REGIME FISCALE DEI MINIBOND

Le varie modifiche normative che hanno interessato gli strumenti finanziari di debito emessi da società non quotate, suggeriscono una breve disamina dell’attuale trattamento tributario dei minibond, sia dal lato della società emittente, sia dal lato del sottoscrittore.

Fiscalità impresa emittente

Dal lato dell’impresa emittente occorre considerare due principali aspetti:

  • La deducibilità degli interessi relativi al titolo emesso
  • La deducibilità delle spese di emissione

In relazione al primo aspetto, deduzione degli interessi passivi, si evidenzia la sostanziale eliminazione delle previgenti limitazioni, ad opera del Decreto Sviluppo (D.L.  n. 83 del 22.06.2012), che condizionavano la misura della deducibilità ai parametri di rendimento dei prestiti obbligazionari. Tale norma antielusiva mirava ad evitare arbitraggi di natura fiscale tra il capitale proprio ed il capitale di rischio nei rapporti società/soci.

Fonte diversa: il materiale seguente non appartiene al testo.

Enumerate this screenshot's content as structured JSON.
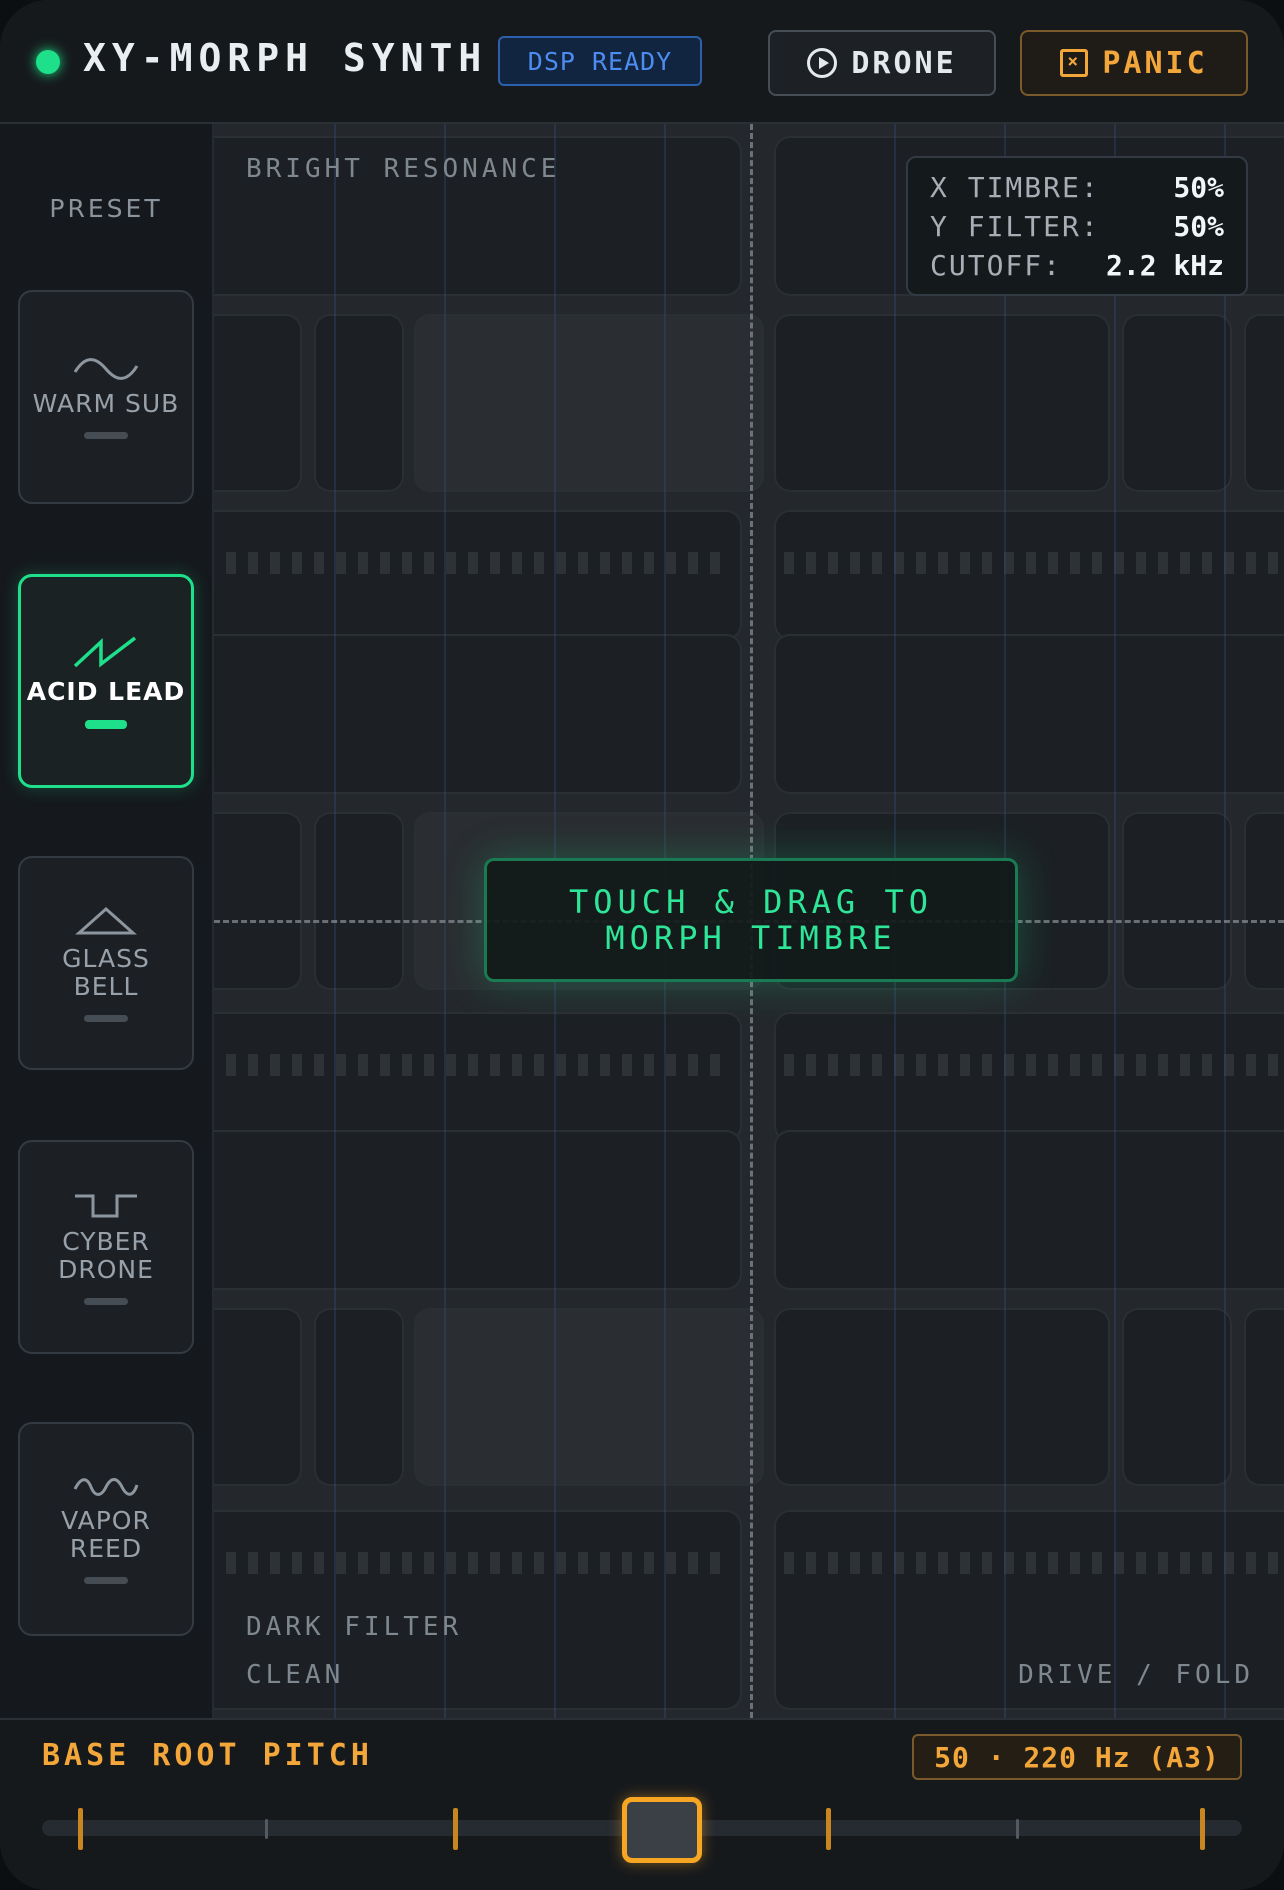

Attualmente quindi gli interessi passivi gravanti sul minibond emesso da società diversa dai cd. grandi emittenti, rientrano nelle normali regole di deduzione di cui all’art. 96 TUIR (limite del 30% ROL fiscale), a due condizioni:

  1. il titolo sia negoziato in mercato regolamentato (tipicamente ExtraMOT PRO o ExtraMOT PRO3)
  2. se non negoziato, il titolo sia sottoscritto da investitori qualificati (ex art. 100 TUF) che rispondano ai seguenti requisiti:
  1. non detengano, direttamente o indirettamente, più del 2% del capitale o patrimonio della società emittente;
  2. il cui beneficiario effettivo sia residente in Italia o in uno Stato che consenta un adeguato scambio di informazioni.

Nel caso in cui i titoli non venissero quotati è quindi necessario acquisire una certificazione da parte del sottoscrittore, il quale attesti di rispondere ai suddetti requisiti.

In tema di deduzione delle spese di emissione, intendendosi per tali i compensi professionali dei consulenti, le commissioni di collocamento le commissioni di rating etc, possono essere dedotte fiscalmente in base al criterio di cassa, anticipando quindi la deduzione interamente nell’anno in cui vengono sostenute, anziché in base all’ordinario criterio di competenza ed a prescindere dall’imputazione a bilancio. Questa possibilità di natura agevolativa, introdotta dal Decreto Crescita del 2012, è tuttavia facoltativa e non obbligatoria.

Fiscalità del sottoscrittore

Il Decreto Sviluppo del 2012, sempre con la finalità di parificare la disciplina dei prestiti obbligazionari emessi da società diverse da quelle quotate – e dalle banche -, ha modificato anche la tassazione sui proventi (interessi) percepiti dai sottoscrittori.

E’ stata quindi estesa l’applicazione del regime di cui al D. Lgs. 239/1996 anche ai minibond emessi da società non quotate, qualora sussistano condizioni analoghe a quelle viste sopra in tema di deduzione lato emittente, ossia:

  1. i titoli siano negoziati in mercati regolamentati (anche di altri Stati membri dell’UE e degli Stati allo SEE in white list);
  2. se non quotati, essi siano detenuti (i.e. sottoscritti e circolanti) da investitori qualificati ex art. 100 del TUF.

 

Applicandosi il regime del D.Lgs 239/96:

  • i percipienti persone fisiche, società semplici, enti pubblici e privati, trust, soggetti esenti dall’imposta sul reddito delle società, che siano residenti in Italia (cd. nettisti) non sono soggetti ad applicazione della ritenuta ma ad un’imposta sostitutiva pari al 26% sugli interessi percepiti;
  • le società commerciali residenti in Italia ed organismi di investimento collettivo del risparmio (cd. lordisti) sono anch’essi esentati dall’applicazione della ritenuta a titolo di acconto sugli interessi percepiti;
  • la ritenuta non si applica nemmeno agli interessi percepiti da soggetti non residenti inclusi nella “White list” e da investitori istituzionali esteri.

 

Infine, il Decreto Competitività (D.L.  n. 91 del 24.06.2014, ha previsto che, a prescindere dalla quotazione dei titoli, la ritenuta non si applichi agli interessi corrisposti ad organismi di investimento collettivo del risparmio, istituiti in Italia o in uno Stato membro UE, il cui patrimonio sia investito in misura superiore al 50% in tali titoli e le cui quote siano detenute esclusivamente da investitori qualificati.